しかし、ショボンはその背中に何も言えなかった。
モララーに指摘されるまでもなく、分かっていたから。迷いがあることくらい、不満があることくらい、とっくに知っていた。
けれどもその不満をどこにぶつければいいのか、この迷いをどうすればいいのかが分からない。自分の立場や周りの人間は、ショボンにたくさんのものを求め、ショボンはその期待通りにことを成してきた。それは誰かのためになると分かっていたからで、誰かを傷付けるものではないと知っていたから。
ショボンも子供ではない。必要とあらば命を奪ったし、傷付けもした。そこにあったのは戦いの不文律であって、嬉々として剣を振るったわけではない。
(´・ω・`)(分かっている。分かっているんだ)
ぎゅっと拳を握りしめて、ショボンは腰をあげる。もう何も考えたくない。
そう言えば、今日は徹夜だったことを、ショボンは今さら思い出した。
317
:
1
:2014/06/21(土) 16:37:56 ID:YKMrFccY0
◇◇◇◇
('A`;)(俺は何かしたんだかろうか)
隣にいる渡辺は先程から一向に口を開こうとせず、何かを期待するような目でこちらを見ながらアイスを食べている。たまに目が合うとすぐに逸らしてしまうのだが、彼女の目の奥には確かな葛藤のようなものがある……気がする。
そう言えば渡辺を見かけた時もドクオから逃げようとしていたし、本当に気付かないうちに何かしてしまったのかもしれない。
だが、ドクオは元の世界にいたときに読んだことがあった。こういう場合、自分が何をしたかも把握せずに謝ると女性は火に油を注いだが如くさらに不機嫌になるそうだ。ここは慎重に何があったかを聞き出し、問題があったなら速やかに消化すべきだ。
ドクオはそう判断すると、渡辺がアイスを食べ終えたのを見計らって口を開いた。
('A`;)「ええええええっttttttと、そそそそそそそそののののののの、わ、わた、渡辺しゃん!!」
こんな状況に慣れていないドクオは盛大に噛んだ。しかも自分ですら何を言っているのか分からないほどに。
从;'ー'从「……え、どうしたの?」
('A`)(めっちゃ引いてますやん)
困惑した顔でこちらを覗きこむ渡辺は、やはり可愛い。元の世界でこんな噛み方をすれば即警察にしょっぴかれるところだった。いや、もちろん渡辺もかなり驚いている、もとい引いているのでドクオの心に絶大なダメージを与えたことには変わりはないのだが。
318
:
1
:2014/06/21(土) 16:38:46 ID:YKMrFccY0
('A`)「あー、いや、その、なんか落ち込んでいるというか、さっき俺のこと見て逃げ出したから、どうしたのかなって」
噛まずに言えた。ボッチで年齢イコール彼女いない歴日々更新中の自分が。
ドクオの中で今日はある意味記念日になった。異世界の暦がどうなっているのか分からないが、とにかく今日は記念日である。
从'ー'从「えっと……それは……」
言いにくいことなのか、はたまたそれほど酷いことをしてしまったのか。ドクオは一瞬にして気が気でなくなる。脇汗がドバドバ出ているし、体中の穴という穴から冷や汗が噴き出している。
正直、貞子と相対したときよりも緊張していた。命の危機はないのかもしれないが、社会的に死ぬ可能性もゼロではない。
周囲の喧騒がやけに耳障りで、ドクオはコップに口をつける。渡辺は俯いて何も言わず、かと思えばドクオをしっかりと見つめて、何かを言いかけてまた俯く、の繰り返しだった。
このままでは先に進まない。
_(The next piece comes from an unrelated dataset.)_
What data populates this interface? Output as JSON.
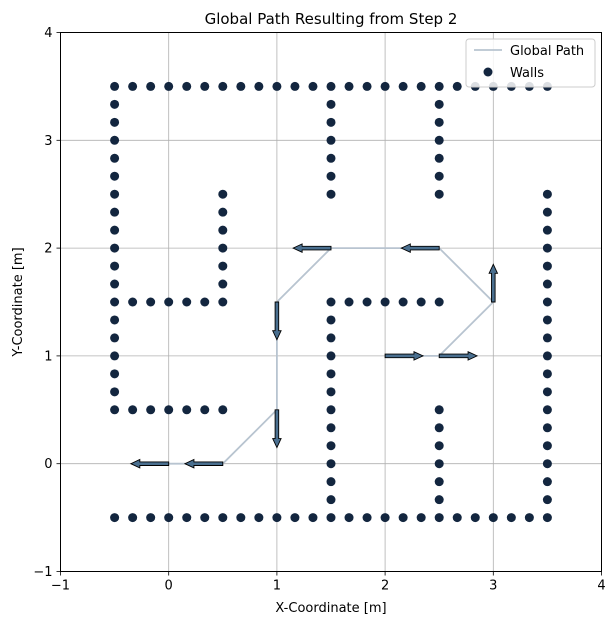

そう判断したドクオはさらに口を開く。
('A`)「俺はさ、渡辺が困った顔してたり、泣いてるのを見るの嫌なんだ。初めて会ったとき助けてくれたし、それからもずっとそばで支えてくれてたから。だから、出来れば俺も渡辺の力になりたい。助けてもらってばっかりじゃなくて」
途切れ途切れだし、大きい声ではっきりとは言えなかったが、言いたいことは伝えられた。あとは渡辺がどう出るか、もしこれでも話してくれないのならツン辺りに相談するしかない。ドクオの話術ではどうしようもないのだ。
やがて、渡辺がおずおずと語り出した。
从'ー'从「あの、ね。私、最近変なんだ。どっくんがツンちゃんを助けてくれて、しぃちゃん達騎士団の人がツンちゃんに学校に入れてくれて。嬉しいはずなのに、嫌な気持ちになるの」
('A`)「……え?」
从'ー'从「それで、さっきしぃちゃんに会ったんだけれど、嫉妬しちゃって逃げちゃったんだ」
ドクオは渡辺の告白に頭をフル回転させる。彼女が言っていることの意味も、リユウモ分かった。単純に嫉妬しているのだろう。確かに貞子と戦った際、渡辺は魔法を使えないという制約の中で何もできなかったのかもしれない。だが、それはあくまで戦うということについてであって、渡辺がいなければ目も当てられない状況になっていただろう。
彼女が身を呈してツンを庇っていなければドクオだって間に合わなかったし、ツンが貞子と戦う理由はなかった。もしかしたら貞子と共にドクオと戦っていた可能性も十分にあった。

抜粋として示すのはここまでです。